Le 25 décembre 1979, il ya 30 ans, les forces soviétiques envahissaient l'Afghanistan (...) Aux côtés du président américain Jimmy Carter, et du Premier ministre britannique, Margaret Thatcher, le monde entier dénoncait l'intervention violente et cynique de l'empire soviétique contre un petit pays. (...) Neuf ans après le 15 février 1989, les Soviétiques se retiraient humiliés par une armée de paysans soutenus, grâce au sénateur Charlie Wilson, de missiles américains Stinger qui éliminaient les hélicoptères russes.

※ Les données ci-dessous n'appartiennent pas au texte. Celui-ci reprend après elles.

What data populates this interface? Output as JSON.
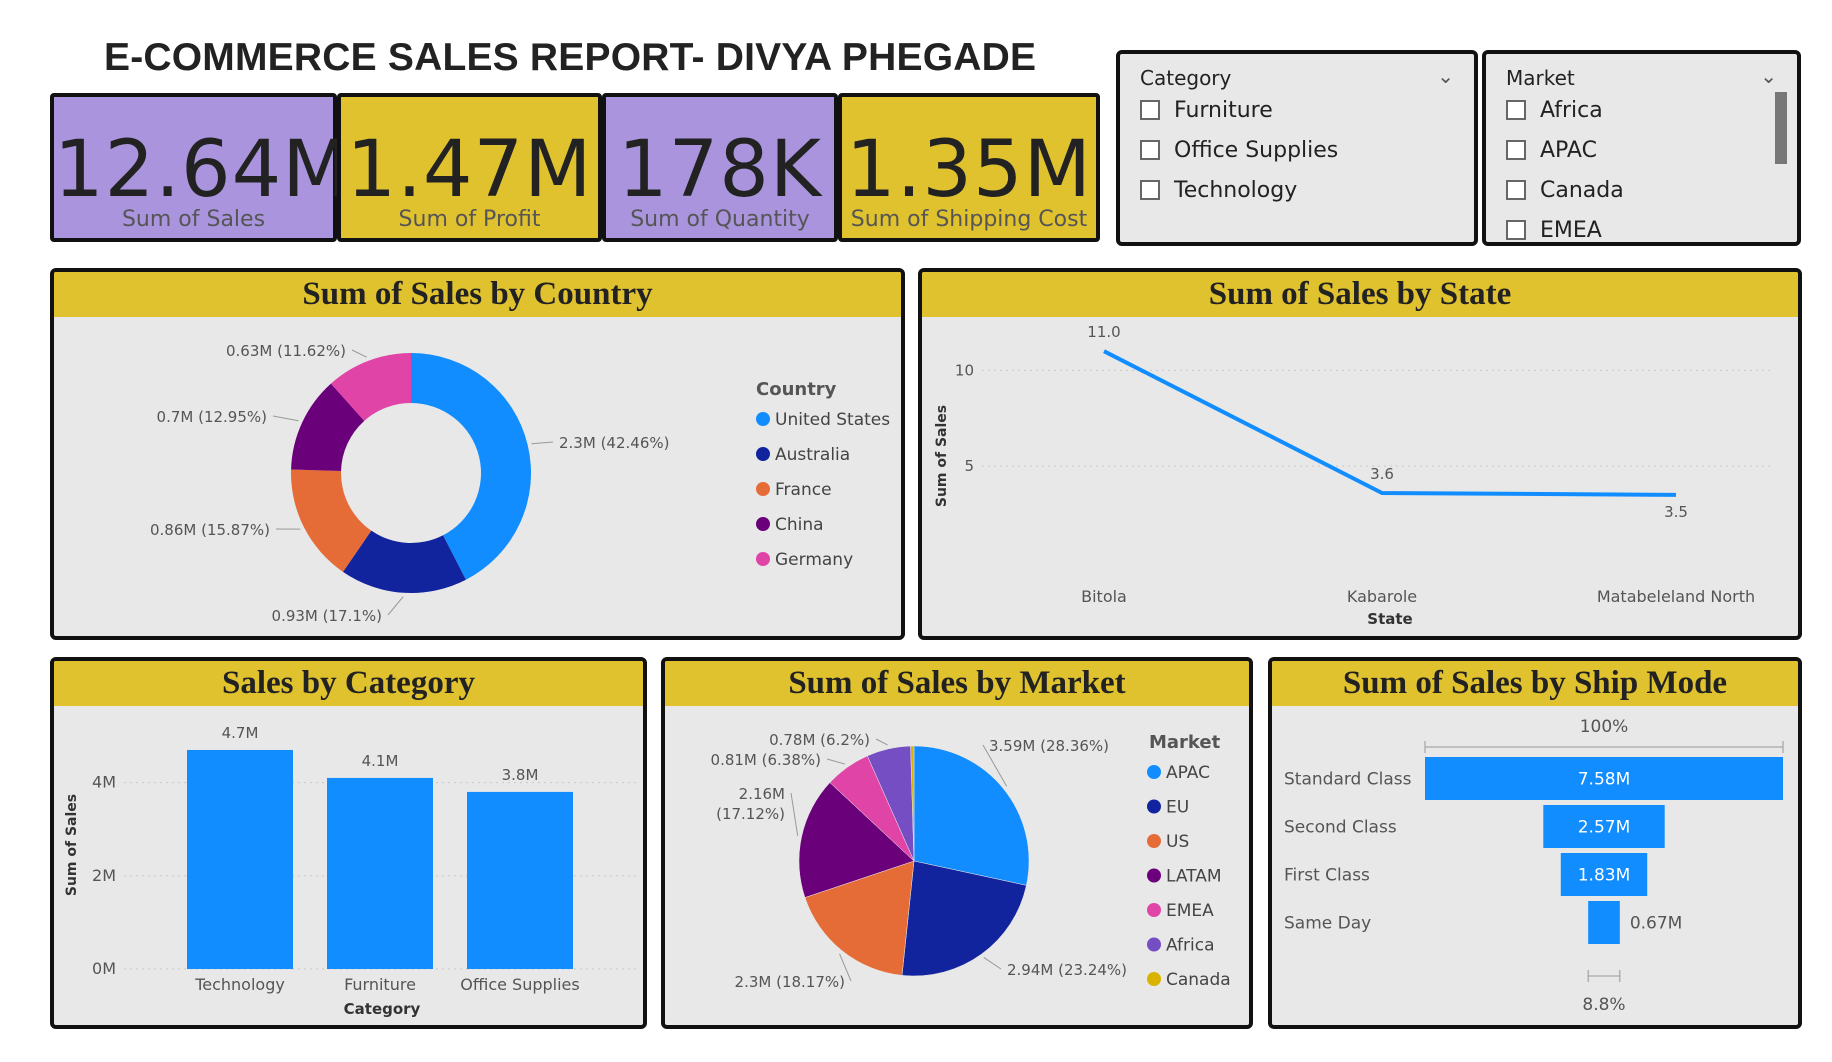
{
  "title": "E-COMMERCE SALES REPORT- DIVYA PHEGADE",
  "kpis": [
    {
      "value": "12.64M",
      "label": "Sum of Sales",
      "color": "#a994dd"
    },
    {
      "value": "1.47M",
      "label": "Sum of Profit",
      "color": "#e0c22f"
    },
    {
      "value": "178K",
      "label": "Sum of Quantity",
      "color": "#a994dd"
    },
    {
      "value": "1.35M",
      "label": "Sum of Shipping Cost",
      "color": "#e0c22f"
    }
  ],
  "slicers": {
    "category": {
      "header": "Category",
      "items": [
        "Furniture",
        "Office Supplies",
        "Technology"
      ]
    },
    "market": {
      "header": "Market",
      "items": [
        "Africa",
        "APAC",
        "Canada",
        "EMEA"
      ]
    }
  },
  "chart_data": [
    {
      "type": "pie",
      "variant": "donut",
      "title": "Sum of Sales by Country",
      "legend_title": "Country",
      "categories": [
        "United States",
        "Australia",
        "France",
        "China",
        "Germany"
      ],
      "values": [
        2.3,
        0.93,
        0.86,
        0.7,
        0.63
      ],
      "data_labels": [
        "2.3M (42.46%)",
        "0.93M (17.1%)",
        "0.86M (15.87%)",
        "0.7M (12.95%)",
        "0.63M (11.62%)"
      ],
      "colors": [
        "#118dff",
        "#12239e",
        "#e66c37",
        "#6b007b",
        "#e044a7"
      ],
      "legend_position": "right"
    },
    {
      "type": "line",
      "title": "Sum of Sales by State",
      "xlabel": "State",
      "ylabel": "Sum of Sales",
      "categories": [
        "Bitola",
        "Kabarole",
        "Matabeleland North"
      ],
      "values": [
        11.0,
        3.6,
        3.5
      ],
      "data_labels": [
        "11.0",
        "3.6",
        "3.5"
      ],
      "yticks": [
        5,
        10
      ],
      "ylim": [
        0,
        12
      ],
      "color": "#118dff"
    },
    {
      "type": "bar",
      "title": "Sales by Category",
      "xlabel": "Category",
      "ylabel": "Sum of Sales",
      "categories": [
        "Technology",
        "Furniture",
        "Office Supplies"
      ],
      "values": [
        4.7,
        4.1,
        3.8
      ],
      "data_labels": [
        "4.7M",
        "4.1M",
        "3.8M"
      ],
      "yticks": [
        "0M",
        "2M",
        "4M"
      ],
      "ylim": [
        0,
        5
      ],
      "color": "#118dff"
    },
    {
      "type": "pie",
      "title": "Sum of Sales by Market",
      "legend_title": "Market",
      "categories": [
        "APAC",
        "EU",
        "US",
        "LATAM",
        "EMEA",
        "Africa",
        "Canada"
      ],
      "values": [
        3.59,
        2.94,
        2.3,
        2.16,
        0.81,
        0.78,
        0.06
      ],
      "data_labels": [
        "3.59M (28.36%)",
        "2.94M (23.24%)",
        "2.3M (18.17%)",
        "2.16M",
        "0.81M (6.38%)",
        "0.78M (6.2%)",
        ""
      ],
      "data_label_extra": {
        "LATAM": "(17.12%)"
      },
      "colors": [
        "#118dff",
        "#12239e",
        "#e66c37",
        "#6b007b",
        "#e044a7",
        "#744ec2",
        "#d9b300"
      ],
      "legend_position": "right"
    },
    {
      "type": "bar",
      "variant": "funnel",
      "title": "Sum of Sales by Ship Mode",
      "categories": [
        "Standard Class",
        "Second Class",
        "First Class",
        "Same Day"
      ],
      "values": [
        7.58,
        2.57,
        1.83,
        0.67
      ],
      "data_labels": [
        "7.58M",
        "2.57M",
        "1.83M",
        "0.67M"
      ],
      "top_label": "100%",
      "bottom_label": "8.8%",
      "color": "#118dff"
    }
  ]
}
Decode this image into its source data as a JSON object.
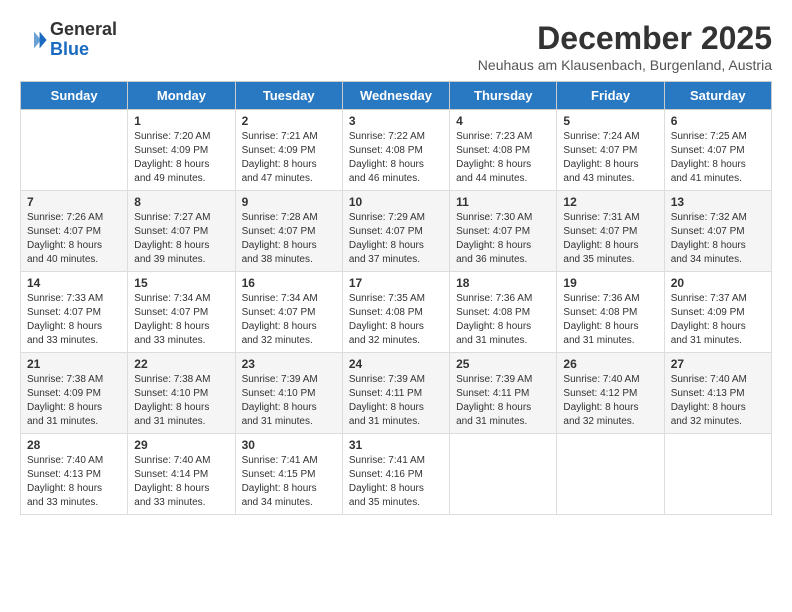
{
  "logo": {
    "general": "General",
    "blue": "Blue"
  },
  "title": "December 2025",
  "subtitle": "Neuhaus am Klausenbach, Burgenland, Austria",
  "calendar": {
    "headers": [
      "Sunday",
      "Monday",
      "Tuesday",
      "Wednesday",
      "Thursday",
      "Friday",
      "Saturday"
    ],
    "weeks": [
      [
        {
          "day": "",
          "sunrise": "",
          "sunset": "",
          "daylight": ""
        },
        {
          "day": "1",
          "sunrise": "Sunrise: 7:20 AM",
          "sunset": "Sunset: 4:09 PM",
          "daylight": "Daylight: 8 hours and 49 minutes."
        },
        {
          "day": "2",
          "sunrise": "Sunrise: 7:21 AM",
          "sunset": "Sunset: 4:09 PM",
          "daylight": "Daylight: 8 hours and 47 minutes."
        },
        {
          "day": "3",
          "sunrise": "Sunrise: 7:22 AM",
          "sunset": "Sunset: 4:08 PM",
          "daylight": "Daylight: 8 hours and 46 minutes."
        },
        {
          "day": "4",
          "sunrise": "Sunrise: 7:23 AM",
          "sunset": "Sunset: 4:08 PM",
          "daylight": "Daylight: 8 hours and 44 minutes."
        },
        {
          "day": "5",
          "sunrise": "Sunrise: 7:24 AM",
          "sunset": "Sunset: 4:07 PM",
          "daylight": "Daylight: 8 hours and 43 minutes."
        },
        {
          "day": "6",
          "sunrise": "Sunrise: 7:25 AM",
          "sunset": "Sunset: 4:07 PM",
          "daylight": "Daylight: 8 hours and 41 minutes."
        }
      ],
      [
        {
          "day": "7",
          "sunrise": "Sunrise: 7:26 AM",
          "sunset": "Sunset: 4:07 PM",
          "daylight": "Daylight: 8 hours and 40 minutes."
        },
        {
          "day": "8",
          "sunrise": "Sunrise: 7:27 AM",
          "sunset": "Sunset: 4:07 PM",
          "daylight": "Daylight: 8 hours and 39 minutes."
        },
        {
          "day": "9",
          "sunrise": "Sunrise: 7:28 AM",
          "sunset": "Sunset: 4:07 PM",
          "daylight": "Daylight: 8 hours and 38 minutes."
        },
        {
          "day": "10",
          "sunrise": "Sunrise: 7:29 AM",
          "sunset": "Sunset: 4:07 PM",
          "daylight": "Daylight: 8 hours and 37 minutes."
        },
        {
          "day": "11",
          "sunrise": "Sunrise: 7:30 AM",
          "sunset": "Sunset: 4:07 PM",
          "daylight": "Daylight: 8 hours and 36 minutes."
        },
        {
          "day": "12",
          "sunrise": "Sunrise: 7:31 AM",
          "sunset": "Sunset: 4:07 PM",
          "daylight": "Daylight: 8 hours and 35 minutes."
        },
        {
          "day": "13",
          "sunrise": "Sunrise: 7:32 AM",
          "sunset": "Sunset: 4:07 PM",
          "daylight": "Daylight: 8 hours and 34 minutes."
        }
      ],
      [
        {
          "day": "14",
          "sunrise": "Sunrise: 7:33 AM",
          "sunset": "Sunset: 4:07 PM",
          "daylight": "Daylight: 8 hours and 33 minutes."
        },
        {
          "day": "15",
          "sunrise": "Sunrise: 7:34 AM",
          "sunset": "Sunset: 4:07 PM",
          "daylight": "Daylight: 8 hours and 33 minutes."
        },
        {
          "day": "16",
          "sunrise": "Sunrise: 7:34 AM",
          "sunset": "Sunset: 4:07 PM",
          "daylight": "Daylight: 8 hours and 32 minutes."
        },
        {
          "day": "17",
          "sunrise": "Sunrise: 7:35 AM",
          "sunset": "Sunset: 4:08 PM",
          "daylight": "Daylight: 8 hours and 32 minutes."
        },
        {
          "day": "18",
          "sunrise": "Sunrise: 7:36 AM",
          "sunset": "Sunset: 4:08 PM",
          "daylight": "Daylight: 8 hours and 31 minutes."
        },
        {
          "day": "19",
          "sunrise": "Sunrise: 7:36 AM",
          "sunset": "Sunset: 4:08 PM",
          "daylight": "Daylight: 8 hours and 31 minutes."
        },
        {
          "day": "20",
          "sunrise": "Sunrise: 7:37 AM",
          "sunset": "Sunset: 4:09 PM",
          "daylight": "Daylight: 8 hours and 31 minutes."
        }
      ],
      [
        {
          "day": "21",
          "sunrise": "Sunrise: 7:38 AM",
          "sunset": "Sunset: 4:09 PM",
          "daylight": "Daylight: 8 hours and 31 minutes."
        },
        {
          "day": "22",
          "sunrise": "Sunrise: 7:38 AM",
          "sunset": "Sunset: 4:10 PM",
          "daylight": "Daylight: 8 hours and 31 minutes."
        },
        {
          "day": "23",
          "sunrise": "Sunrise: 7:39 AM",
          "sunset": "Sunset: 4:10 PM",
          "daylight": "Daylight: 8 hours and 31 minutes."
        },
        {
          "day": "24",
          "sunrise": "Sunrise: 7:39 AM",
          "sunset": "Sunset: 4:11 PM",
          "daylight": "Daylight: 8 hours and 31 minutes."
        },
        {
          "day": "25",
          "sunrise": "Sunrise: 7:39 AM",
          "sunset": "Sunset: 4:11 PM",
          "daylight": "Daylight: 8 hours and 31 minutes."
        },
        {
          "day": "26",
          "sunrise": "Sunrise: 7:40 AM",
          "sunset": "Sunset: 4:12 PM",
          "daylight": "Daylight: 8 hours and 32 minutes."
        },
        {
          "day": "27",
          "sunrise": "Sunrise: 7:40 AM",
          "sunset": "Sunset: 4:13 PM",
          "daylight": "Daylight: 8 hours and 32 minutes."
        }
      ],
      [
        {
          "day": "28",
          "sunrise": "Sunrise: 7:40 AM",
          "sunset": "Sunset: 4:13 PM",
          "daylight": "Daylight: 8 hours and 33 minutes."
        },
        {
          "day": "29",
          "sunrise": "Sunrise: 7:40 AM",
          "sunset": "Sunset: 4:14 PM",
          "daylight": "Daylight: 8 hours and 33 minutes."
        },
        {
          "day": "30",
          "sunrise": "Sunrise: 7:41 AM",
          "sunset": "Sunset: 4:15 PM",
          "daylight": "Daylight: 8 hours and 34 minutes."
        },
        {
          "day": "31",
          "sunrise": "Sunrise: 7:41 AM",
          "sunset": "Sunset: 4:16 PM",
          "daylight": "Daylight: 8 hours and 35 minutes."
        },
        {
          "day": "",
          "sunrise": "",
          "sunset": "",
          "daylight": ""
        },
        {
          "day": "",
          "sunrise": "",
          "sunset": "",
          "daylight": ""
        },
        {
          "day": "",
          "sunrise": "",
          "sunset": "",
          "daylight": ""
        }
      ]
    ]
  }
}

Une vive résistance nationale se met en place face à un occupant soviétique qui ne s’attendait pas à une telle réaction. De plus cette agression soulève une grande émotion dans l’ensemble de l’Oumma et de nombreux islamistes issus de divers pays (Algériens du GIA, Bosniaques, Philippins, Saoudiens, Palestiniens, Égyptiens, voire quelques Européens d'origine maghrébine ) se joignent à la résistance afghane (Moudjahiddines).
La tension entre les deux superpuissances USA et URSS reprend à compter de 1979 à la suite de l'invasion de l'Afghanistan et de l'arrivée au pouvoir de Ronald Reagan.
entre 1979 et 1981 les Soviétiques étendent leur contrôle sur le pays mais font face à la désertion des deux tiers de l'armée afghane (120 000 hommes). Rapidement les moudjahiddin contrôlent 80 % du territoire à l'exception des villes principales. Les Soviétiques sont réduits à des opérations ponctuelles, protection de leurs convois et largage de millions de mines antipersonnelles.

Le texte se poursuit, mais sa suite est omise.